# Ridge

In [2]:
import pandas as pd
import numpy as np

%load_ext autoreload
%autoreload 2

import matplotlib.pyplot as plt
%matplotlib inline

import seaborn as sns
sns.set_theme(
    context="paper", 
    style="whitegrid", 
    font_scale=1.2,
    rc={'figure.figsize': (10, 10), 'figure.dpi': 300}
)

## Get Data

In [3]:
from common.data import get_data
from common.paths import HEALTHY, ADHD

X, Y, demographics, population = get_data(label_path=ADHD)
ages, sexes = demographics['Age'], demographics['Sex']

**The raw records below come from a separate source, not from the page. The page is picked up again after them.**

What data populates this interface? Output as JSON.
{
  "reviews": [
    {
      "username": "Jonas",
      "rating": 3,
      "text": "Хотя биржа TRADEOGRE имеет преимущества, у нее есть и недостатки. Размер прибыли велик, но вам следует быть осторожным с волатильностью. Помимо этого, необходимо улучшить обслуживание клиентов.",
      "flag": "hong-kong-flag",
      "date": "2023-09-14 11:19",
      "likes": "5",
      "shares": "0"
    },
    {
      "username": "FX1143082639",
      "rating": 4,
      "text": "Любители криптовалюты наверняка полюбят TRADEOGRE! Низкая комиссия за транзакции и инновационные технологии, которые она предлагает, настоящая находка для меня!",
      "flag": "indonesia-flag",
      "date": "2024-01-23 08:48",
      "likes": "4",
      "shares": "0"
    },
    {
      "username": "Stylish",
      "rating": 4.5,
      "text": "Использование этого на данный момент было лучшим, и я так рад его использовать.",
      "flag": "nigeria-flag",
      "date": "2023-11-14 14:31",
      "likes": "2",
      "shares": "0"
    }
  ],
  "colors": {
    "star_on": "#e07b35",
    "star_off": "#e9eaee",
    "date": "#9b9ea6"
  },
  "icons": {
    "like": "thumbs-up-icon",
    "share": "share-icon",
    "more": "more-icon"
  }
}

print(f'X: {X.shape} | Y: {len(Y.keys())} | Age: {ages.shape} | Population: {population}')

X: (373, 34716) | Y: 6 | Age: (373,) | Population: adhd


In [7]:
selected_target = "WISC_FSIQ"
y = Y[selected_target]

print(f'y: {y.shape}')

y: (373,)


In [8]:
from common.binning import bin_by_age

bins = bin_by_age(X, y, ages)
bin_1, bin_2, bin_3 = bins[0], bins[1], bins[2]
print(f'Bin 1: {bin_1[0].shape} | Bin 2: {bin_2[0].shape} | Bin 3: {bin_3[0].shape}')

Bin 1: (114, 34716) | Bin 2: (147, 34716) | Bin 3: (112, 34716)


In [8]:
bin_2_subsample = np.random.choice(152, 114, replace=False)
bin_2_ss = (bin_2[0][bin_2_subsample], bin_2[1][bin_2_subsample])

print(bin_2_ss[0].shape, bin_2_ss[1].shape)

(114, 34716) (114,)


## Run for one target, one age bin

In [4]:
from common.scoring import unimetric_scorer, multimetric_scorer, N_PERM, SCORING, RKF_10_10, RKF_5_5
from sklearn.linear_model import Ridge, RidgeCV, RidgeClassifier
from sklearn.model_selection import cross_validate, permutation_test_score
from sklearn.preprocessing import StandardScaler
from sklearn.pipeline import make_pipeline

### Set up the model pipeline, metrics, and cross-validation approach

In [10]:
%%time
X_cv = bin_2_ss[0]
y_cv = bin_2_ss[1]
# X_cv = X
# y_cv = y
age_group = 'Bin 2'

estimators = [StandardScaler(), RidgeCV(alphas=[a for a in range(1, 10000, 100)], 
                                        scoring=unimetric_scorer, cv=RKF_10_10)]
pipe = make_pipeline(*estimators)
pipe.fit(X_cv, y_cv)
ridge_cv = pipe['ridgecv']

print(f'Target: {selected_target} | Alpha: {ridge_cv.alpha_} | Score: {ridge_cv.best_score_:.2f}')

Target: WISC_FSIQ | Alpha: 9901 | Score: 0.29
CPU times: user 19min 9s, sys: 17.8 s, total: 19min 27s
Wall time: 1min 56s


### Run cross-validation

In [9]:
%%time
estimators = [StandardScaler(), Ridge(alpha=ridge_cv.alpha_)]
pipe = make_pipeline(*estimators)

scores = cross_validate(pipe, X_cv, y_cv, cv=RKF_10_10, scoring=unimetric_scorer, n_jobs=-1, 
                        return_train_score=True, return_estimator=True)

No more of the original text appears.